Analysts’ Views Ahead of CRWD’s Q3 Earnings

Heading into Q3 earnings, D.A. Davidson analyst Rudy Kessinger raised the price target for CrowdStrike stock to $580 from $515 and reiterated a Buy rating. The 4-star analyst expects the company to deliver a solid beat-and-raise. Further, Kessinger expects continued strength in net new annual recurring revenue (NNARR) to boost investor confidence about CrowdStrike’s ability to achieve its 20% year-over-year NNARR growth target in Fiscal 2027.

While Kessinger raised his price target to reflect his optimism about CrowdStrike’s long-term growth story, he is not sure if Q3 results will drive the stock higher in the near term, given that it has outperformed the iShares Expanded Tech-Software Sector ETF (IGV) since the September Investor Day. Also, the analyst noted that CRWD’s valuation remains elevated compared to peers.

Meanwhile, Guggenheim analyst John DiFucci reiterated a Hold rating on CrowdStrike stock. While the analyst sees risk to the company’s Q3 and full-year Fiscal 2026 overall revenue, he thinks that ARR expectations seem achievable for both periods. DiFucci’s field checks this quarter and pipeline expectations continue to “lean more positive.” The 5-star analyst added that based on his discussions with partners, it is clear that CrowdStrike remains the dominant player, with traction for Falcon Flex gaining steam.

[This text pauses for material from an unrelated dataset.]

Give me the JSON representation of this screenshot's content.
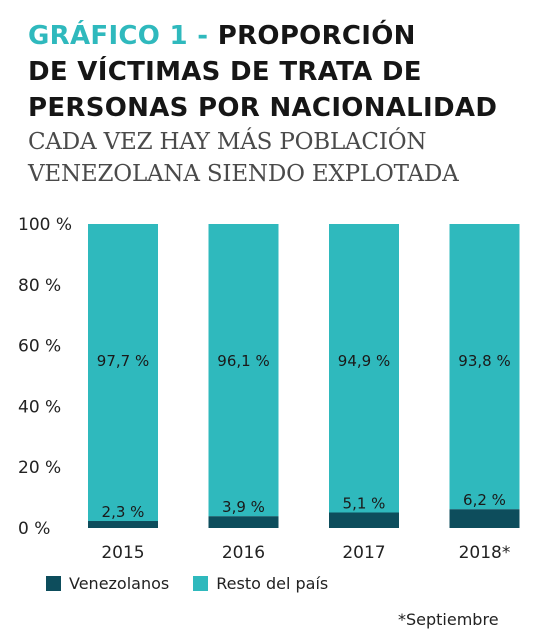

DiFucci sees a significant opportunity for CRWD to penetrate the U.S. Federal government vertical and boost its revenue, though as of now, new ARR from this source is less than 1% of his “Plausible” new ARR estimate for the quarter. Despite several positives, DiFucci is neutral on CRWD stock due to valuation concerns. He highlighted that CRWD stock is trading at 24x Enterprise Value (EV)/NTM (next 12 months) subscription revenue and more than 100x his EV/NTM free cash flow, one of the highest multiples in his coverage.

AI Analyst Is Cautious on CRWD Stock Ahead of Q3 Print

Interestingly, TipRanks’ AI Analyst has assigned a Neutral rating to CrowdStrike’s stock with a price target of $527, indicating 3.5% upside potential. The AI analyst’s rating is based on CRWD’s earnings call insights and strong cash flow generation, offset by ongoing profitability challenges and a negative P/E multiple. Also, technical indicators suggest mixed momentum.

Is CRWD Stock a Buy or Sell?

Currently, Wall Street has a Moderate Buy consensus rating on CrowdStrike stock based on 24 Buys, 12 Holds, and one Sell recommendation. The average CRWD stock price target of $545.29 indicates 7.1% upside potential.